HARARE - Zimbabwe's incumbent president Robert Mugabe, 89, won the presidential election in Zimbabwe with 2.11 million votes or 61.09 percent of about 3.48 million qualified voters, the Zimbabwe Electoral Commission (ZEC) chairperson Rita Makarau announced.
Morgan Tsvangirai, Mugabe's most formidable opponent, won 1.172 million votes or 33.69 percent of the votes, according to Makarau. Zimbabwe law provides that a candidate with more than 50 percent plus one vote be declared winner of the presidential election.
The 89-year-old veteran president secured another five-year term in office, extending his 33-year rule since the country's independence in 1980.
As to parliament election, Mugabe's Zanu-PF party scored two thirds of the seats, enough to amend the constitution without consulting the opposition.
Defense Minister Emmerson Mnangagwa, a senior member of Mugabe' s Zimbabwe African National Union-Patriotic Front (Zanu-PF), said that the vote is free, fair, peaceful, and credible and reflects the will of most Zimbabweans.
Regarded as Mugabe's most serious challenger in politics since 1997, Tsvangirai refused to accept the results, declaring on Saturday afternoon that he and his MDC-T party will exhaust all legal remedies to challenge the results.
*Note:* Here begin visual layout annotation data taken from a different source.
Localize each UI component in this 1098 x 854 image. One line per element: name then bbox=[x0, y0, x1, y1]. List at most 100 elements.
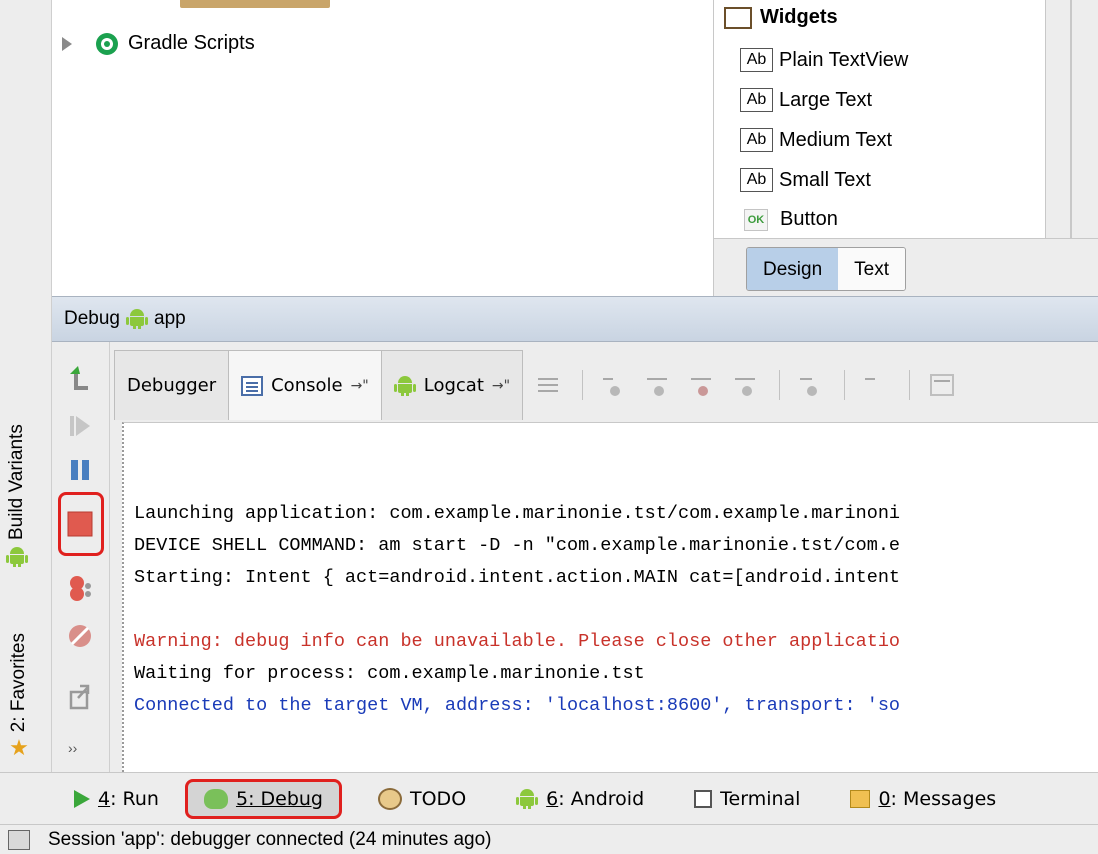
folder-icon bbox=[180, 0, 330, 8]
palette-pane: Widgets Ab Plain TextView Ab Large Text … bbox=[714, 0, 1098, 296]
console-line: Waiting for process: com.example.marinon… bbox=[134, 663, 645, 684]
palette-list: Widgets Ab Plain TextView Ab Large Text … bbox=[714, 0, 1046, 238]
debug-title: Debug bbox=[64, 308, 120, 329]
step-out-icon[interactable] bbox=[735, 374, 759, 396]
palette-item-label: Plain TextView bbox=[779, 48, 909, 71]
text-view-icon: Ab bbox=[740, 88, 773, 112]
tab-console[interactable]: Console →" bbox=[228, 350, 382, 420]
terminal-icon bbox=[694, 789, 713, 808]
toolbar-separator bbox=[582, 370, 584, 400]
debug-tabs-bar: Debugger Console →" Logcat →" bbox=[110, 342, 1098, 422]
todo-tool-button[interactable]: TODO bbox=[370, 784, 474, 814]
messages-label: : Messages bbox=[890, 787, 997, 810]
messages-icon bbox=[850, 789, 871, 808]
debug-label: : Debug bbox=[248, 787, 323, 810]
stepping-toolbar bbox=[538, 350, 955, 420]
favorites-tab[interactable]: ★ 2: Favorites bbox=[6, 633, 32, 761]
bug-icon bbox=[203, 788, 228, 809]
step-over-icon[interactable] bbox=[603, 374, 627, 396]
tree-node-gradle-scripts[interactable]: Gradle Scripts bbox=[62, 32, 255, 55]
stop-highlight bbox=[58, 492, 104, 556]
pin-icon[interactable]: →" bbox=[351, 378, 369, 394]
status-text: Session 'app': debugger connected (24 mi… bbox=[48, 828, 492, 850]
tree-node-label: Gradle Scripts bbox=[128, 32, 255, 54]
tab-logcat[interactable]: Logcat →" bbox=[380, 350, 524, 420]
rerun-icon[interactable] bbox=[66, 364, 94, 392]
palette-item-label: Large Text bbox=[779, 88, 873, 111]
tool-window-bar: 4: Run 5: Debug TODO 6: Android Terminal… bbox=[0, 772, 1098, 824]
android-icon bbox=[516, 788, 539, 809]
build-variants-label: Build Variants bbox=[6, 424, 27, 540]
build-variants-tab[interactable]: Build Variants bbox=[6, 424, 28, 568]
console-line-warning: Warning: debug info can be unavailable. … bbox=[134, 631, 901, 652]
console-output[interactable]: Launching application: com.example.marin… bbox=[122, 422, 1098, 772]
run-to-cursor-icon[interactable] bbox=[865, 374, 889, 396]
android-tool-button[interactable]: 6: Android bbox=[508, 784, 652, 814]
pin-icon[interactable]: →" bbox=[492, 378, 510, 394]
console-line: Launching application: com.example.marin… bbox=[134, 503, 901, 524]
palette-item-label: Medium Text bbox=[779, 128, 893, 151]
design-text-tabs: Design Text bbox=[746, 247, 907, 291]
step-into-icon[interactable] bbox=[647, 374, 671, 396]
android-icon bbox=[126, 309, 148, 329]
android-label: : Android bbox=[558, 787, 645, 810]
palette-item[interactable]: Ab Large Text bbox=[740, 88, 872, 112]
view-breakpoints-icon[interactable] bbox=[66, 574, 94, 602]
debug-toolbar: ›› bbox=[52, 342, 110, 772]
android-icon bbox=[6, 547, 28, 567]
text-view-icon: Ab bbox=[740, 48, 773, 72]
debug-tool-button[interactable]: 5: Debug bbox=[184, 778, 342, 819]
scrollbar[interactable] bbox=[1070, 0, 1072, 238]
palette-item[interactable]: Ab Medium Text bbox=[740, 128, 892, 152]
drop-frame-icon[interactable] bbox=[800, 374, 824, 396]
toolbar-separator bbox=[844, 370, 846, 400]
palette-item-label: Button bbox=[780, 208, 838, 230]
tab-label: Console bbox=[271, 375, 343, 396]
debug-panel-header: Debug app bbox=[52, 296, 1098, 342]
console-icon bbox=[241, 375, 264, 396]
toolbar-separator bbox=[779, 370, 781, 400]
console-line-connected: Connected to the target VM, address: 'lo… bbox=[134, 695, 901, 716]
todo-label: TODO bbox=[410, 787, 467, 810]
tool-windows-toggle-icon[interactable] bbox=[8, 829, 30, 850]
button-icon: OK bbox=[744, 208, 768, 231]
console-line: DEVICE SHELL COMMAND: am start -D -n "co… bbox=[134, 535, 901, 556]
palette-item-label: Small Text bbox=[779, 168, 871, 191]
force-step-into-icon[interactable] bbox=[691, 374, 715, 396]
more-icon[interactable]: ›› bbox=[68, 740, 77, 756]
terminal-tool-button[interactable]: Terminal bbox=[686, 784, 808, 814]
expand-arrow-icon[interactable] bbox=[62, 36, 72, 51]
evaluate-expression-icon[interactable] bbox=[930, 374, 955, 396]
palette-group-label: Widgets bbox=[760, 6, 838, 28]
tab-label: Logcat bbox=[423, 375, 484, 396]
messages-tool-button[interactable]: 0: Messages bbox=[842, 784, 1004, 814]
text-view-icon: Ab bbox=[740, 168, 773, 192]
project-tree-pane: Gradle Scripts bbox=[52, 0, 714, 296]
show-execution-point-icon[interactable] bbox=[538, 374, 562, 396]
favorites-label: 2: Favorites bbox=[8, 633, 29, 733]
todo-icon bbox=[378, 787, 402, 810]
console-line: Starting: Intent { act=android.intent.ac… bbox=[134, 567, 901, 588]
folder-icon bbox=[724, 6, 752, 29]
run-label: : Run bbox=[110, 787, 159, 810]
run-icon bbox=[74, 789, 90, 808]
palette-group-widgets[interactable]: Widgets bbox=[724, 6, 838, 29]
tab-label: Debugger bbox=[127, 375, 217, 396]
mute-breakpoints-icon[interactable] bbox=[66, 622, 94, 650]
resume-icon[interactable] bbox=[66, 412, 94, 440]
palette-item[interactable]: Ab Plain TextView bbox=[740, 48, 908, 72]
palette-item[interactable]: Ab Small Text bbox=[740, 168, 871, 192]
android-icon bbox=[393, 375, 416, 396]
export-icon[interactable] bbox=[66, 684, 94, 712]
status-bar: Session 'app': debugger connected (24 mi… bbox=[0, 824, 1098, 854]
debug-config-name: app bbox=[154, 308, 186, 329]
run-tool-button[interactable]: 4: Run bbox=[66, 784, 167, 814]
pause-icon[interactable] bbox=[66, 456, 94, 484]
tab-debugger[interactable]: Debugger bbox=[114, 350, 230, 420]
tab-text[interactable]: Text bbox=[838, 248, 906, 290]
toolbar-separator bbox=[909, 370, 911, 400]
text-view-icon: Ab bbox=[740, 128, 773, 152]
tab-design[interactable]: Design bbox=[747, 248, 839, 290]
star-icon: ★ bbox=[9, 735, 29, 761]
palette-item[interactable]: OK Button bbox=[740, 208, 838, 231]
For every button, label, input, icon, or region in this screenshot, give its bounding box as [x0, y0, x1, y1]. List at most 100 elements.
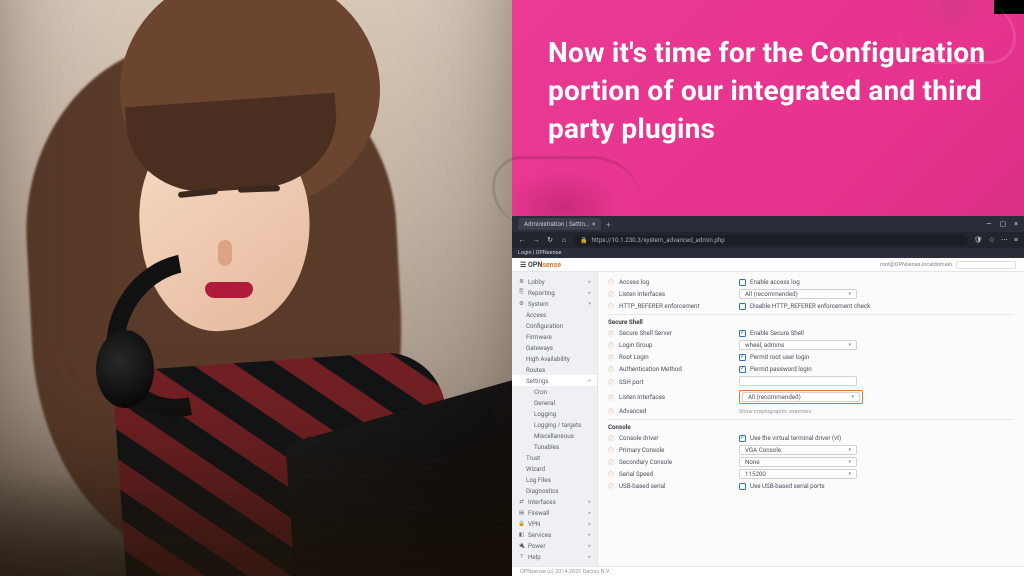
sidebar-item-label: Tunables	[534, 443, 559, 451]
app-header: ☰ OPNsense root@OPNsense.localdomain	[512, 258, 1024, 272]
row-label: Serial Speed	[619, 470, 739, 478]
checkbox[interactable]	[739, 303, 746, 310]
help-icon[interactable]: ⓘ	[608, 407, 614, 416]
settings-row: ⓘSSH port	[608, 375, 1014, 389]
sidebar-item-services[interactable]: ◧Services▸	[512, 529, 597, 540]
checkbox-label: Permit root user login	[750, 353, 809, 361]
sidebar-item-miscellaneous[interactable]: Miscellaneous	[512, 430, 597, 441]
help-icon[interactable]: ⓘ	[608, 393, 614, 402]
sidebar-item-logging[interactable]: Logging	[512, 408, 597, 419]
help-icon[interactable]: ⓘ	[608, 470, 614, 479]
sidebar-item-reporting[interactable]: ⎘Reporting▸	[512, 287, 597, 298]
address-bar[interactable]: 🔒 https://10.1.230.3/system_advanced_adm…	[574, 235, 968, 246]
select-dropdown[interactable]: None▾	[739, 457, 857, 467]
checkbox[interactable]	[739, 354, 746, 361]
settings-panel: ⓘAccess logEnable access logⓘListen Inte…	[598, 272, 1024, 566]
sidebar-item-access[interactable]: Access	[512, 309, 597, 320]
sidebar-item-cron[interactable]: Cron	[512, 386, 597, 397]
select-dropdown[interactable]: wheel, admins▾	[739, 340, 857, 350]
nav-forward-icon[interactable]: →	[532, 236, 540, 244]
app-footer: OPNsense (c) 2014-2021 Deciso B.V.	[512, 566, 1024, 576]
chevron-icon: ▸	[588, 521, 591, 527]
checkbox[interactable]	[739, 330, 746, 337]
sidebar-item-routes[interactable]: Routes	[512, 364, 597, 375]
checkbox[interactable]	[739, 366, 746, 373]
chevron-down-icon: ▾	[849, 342, 852, 348]
header-search-input[interactable]	[956, 261, 1016, 269]
sidebar-item-settings[interactable]: Settings⇥	[512, 375, 597, 386]
sidebar-icon: ⚙	[518, 301, 525, 307]
settings-row: ⓘ Listen InterfacesAll (recommended)▾	[608, 389, 1014, 405]
help-icon[interactable]: ⓘ	[608, 446, 614, 455]
help-icon[interactable]: ⓘ	[608, 378, 614, 387]
nav-back-icon[interactable]: ←	[518, 236, 526, 244]
select-dropdown[interactable]: All (recommended)▾	[739, 289, 857, 299]
close-window-icon[interactable]: ×	[1014, 220, 1018, 228]
sidebar-item-wizard[interactable]: Wizard	[512, 463, 597, 474]
help-icon[interactable]: ⓘ	[608, 278, 614, 287]
sidebar-item-label: Lobby	[528, 278, 545, 286]
chevron-down-icon: ▾	[849, 447, 852, 453]
checkbox[interactable]	[739, 435, 746, 442]
sidebar-item-firmware[interactable]: Firmware	[512, 331, 597, 342]
sidebar-item-configuration[interactable]: Configuration	[512, 320, 597, 331]
text-input[interactable]	[739, 376, 857, 386]
sidebar-item-label: High Availability	[526, 355, 570, 363]
sidebar-icon: 🔒	[518, 521, 525, 527]
sidebar-item-high-availability[interactable]: High Availability	[512, 353, 597, 364]
sidebar-item-help[interactable]: ?Help▸	[512, 551, 597, 562]
bookmark-icon[interactable]: ☆	[989, 236, 995, 244]
sidebar-item-label: Power	[528, 542, 545, 550]
checkbox-label: Use USB-based serial ports	[750, 482, 825, 490]
sidebar-item-lobby[interactable]: ≣Lobby▸	[512, 276, 597, 287]
chevron-down-icon: ▾	[849, 291, 852, 297]
sidebar-item-gateways[interactable]: Gateways	[512, 342, 597, 353]
select-dropdown[interactable]: All (recommended)▾	[742, 392, 860, 402]
nav-home-icon[interactable]: ⌂	[560, 236, 568, 244]
settings-row: ⓘListen InterfacesAll (recommended)▾	[608, 288, 1014, 300]
sidebar-item-firewall[interactable]: ▤Firewall▸	[512, 507, 597, 518]
sidebar-item-label: Cron	[534, 388, 547, 396]
minimize-icon[interactable]: —	[986, 220, 991, 228]
sidebar-item-system[interactable]: ⚙System▾	[512, 298, 597, 309]
help-icon[interactable]: ⓘ	[608, 353, 614, 362]
help-icon[interactable]: ⓘ	[608, 341, 614, 350]
checkbox[interactable]	[739, 279, 746, 286]
maximize-icon[interactable]: ▢	[1000, 220, 1007, 228]
sidebar-item-label: Firmware	[526, 333, 552, 341]
help-icon[interactable]: ⓘ	[608, 302, 614, 311]
help-icon[interactable]: ⓘ	[608, 434, 614, 443]
extensions-icon[interactable]: ⋯	[1001, 236, 1008, 244]
select-dropdown[interactable]: VGA Console▾	[739, 445, 857, 455]
sidebar-item-log-files[interactable]: Log Files	[512, 474, 597, 485]
chevron-down-icon: ▾	[849, 471, 852, 477]
chevron-icon: ⇥	[587, 378, 591, 384]
sidebar-item-label: Reporting	[528, 289, 555, 297]
checkbox[interactable]	[739, 483, 746, 490]
row-label: Listen Interfaces	[619, 393, 739, 401]
help-icon[interactable]: ⓘ	[608, 329, 614, 338]
select-dropdown[interactable]: 115200▾	[739, 469, 857, 479]
shield-icon[interactable]: 🛡	[974, 236, 983, 244]
help-icon[interactable]: ⓘ	[608, 290, 614, 299]
nav-reload-icon[interactable]: ↻	[546, 236, 554, 244]
menu-icon[interactable]: ≡	[1014, 236, 1018, 244]
sidebar-item-label: Logging	[534, 410, 556, 418]
app-logo[interactable]: ☰ OPNsense	[520, 261, 561, 269]
sidebar-item-power[interactable]: 🔌Power▸	[512, 540, 597, 551]
sidebar-item-tunables[interactable]: Tunables	[512, 441, 597, 452]
sidebar-item-general[interactable]: General	[512, 397, 597, 408]
sidebar-item-interfaces[interactable]: ⇄Interfaces▸	[512, 496, 597, 507]
sidebar-item-logging-targets[interactable]: Logging / targets	[512, 419, 597, 430]
sidebar-item-trust[interactable]: Trust	[512, 452, 597, 463]
row-label: HTTP_REFERER enforcement	[619, 302, 739, 310]
sidebar-item-vpn[interactable]: 🔒VPN▸	[512, 518, 597, 529]
help-icon[interactable]: ⓘ	[608, 482, 614, 491]
sidebar-item-label: Routes	[526, 366, 545, 374]
sidebar-item-diagnostics[interactable]: Diagnostics	[512, 485, 597, 496]
help-icon[interactable]: ⓘ	[608, 458, 614, 467]
help-icon[interactable]: ⓘ	[608, 365, 614, 374]
settings-row: ⓘAdvancedShow cryptographic overrides	[608, 405, 1014, 417]
promo-banner: Now it's time for the Configuration port…	[512, 0, 1024, 216]
user-label[interactable]: root@OPNsense.localdomain	[880, 262, 952, 268]
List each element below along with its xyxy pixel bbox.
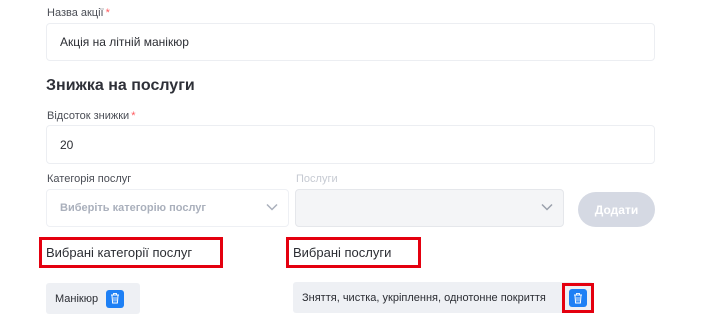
trash-icon — [111, 293, 120, 304]
discount-percent-value: 20 — [60, 137, 74, 152]
trash-icon — [574, 292, 582, 303]
required-mark: * — [105, 7, 110, 19]
delete-service-button[interactable] — [569, 289, 587, 307]
category-select-placeholder: Виберіть категорію послуг — [60, 202, 206, 214]
add-button[interactable]: Додати — [578, 192, 655, 227]
promo-name-value: Акція на літній манікюр — [60, 35, 189, 49]
selected-service-label: Зняття, чистка, укріплення, однотонне по… — [302, 291, 546, 304]
selected-service-chip: Зняття, чистка, укріплення, однотонне по… — [293, 282, 593, 313]
selected-services-title-text: Вибрані послуги — [293, 245, 392, 260]
chevron-down-icon — [541, 203, 553, 211]
services-select-label: Послуги — [296, 173, 338, 185]
selected-category-label: Манікюр — [55, 292, 99, 305]
selected-categories-title: Вибрані категорії послуг — [39, 237, 223, 268]
promo-name-label-text: Назва акції — [47, 7, 104, 19]
required-mark: * — [131, 110, 136, 122]
delete-service-highlight — [562, 283, 594, 313]
promo-name-input[interactable]: Акція на літній манікюр — [46, 23, 655, 61]
selected-services-title: Вибрані послуги — [286, 237, 421, 268]
discount-percent-label: Відсоток знижки * — [47, 110, 135, 122]
selected-category-chip: Манікюр — [46, 283, 140, 314]
promo-name-label: Назва акції * — [47, 7, 110, 19]
selected-categories-title-text: Вибрані категорії послуг — [46, 245, 193, 260]
delete-category-button[interactable] — [106, 289, 125, 308]
services-select[interactable] — [295, 189, 564, 227]
category-select[interactable]: Виберіть категорію послуг — [46, 189, 289, 227]
discount-percent-label-text: Відсоток знижки — [47, 110, 130, 122]
discount-percent-input[interactable]: 20 — [46, 125, 655, 164]
chevron-down-icon — [266, 203, 278, 211]
discount-section-title: Знижка на послуги — [46, 77, 195, 94]
category-select-label: Категорія послуг — [47, 173, 132, 185]
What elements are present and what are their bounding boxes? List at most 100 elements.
Tsvangirai, the prime minister of the Zimbabwe coalition government, said at a press briefing at his Harare home that his party will go to court and present evidence on why they are rejecting the elections which he said were fraudulent.
He said that his party will not join government institutions under Mugabe and Zanu-PF rule.
On participation in parliament, he said that they will decide at the right time.
Zimbabweans went to polls on Wednesday to elect a president, 210 law-makers, and nearly 2,000 local councilors.
Mugabe said earlier that he has complied with the electoral law.
"I have the law in my country. It is the law that manipulates us all. I don't control the electoral process. I comply with and obey the electoral law," Mugabe told a press conference on the eve of the elections.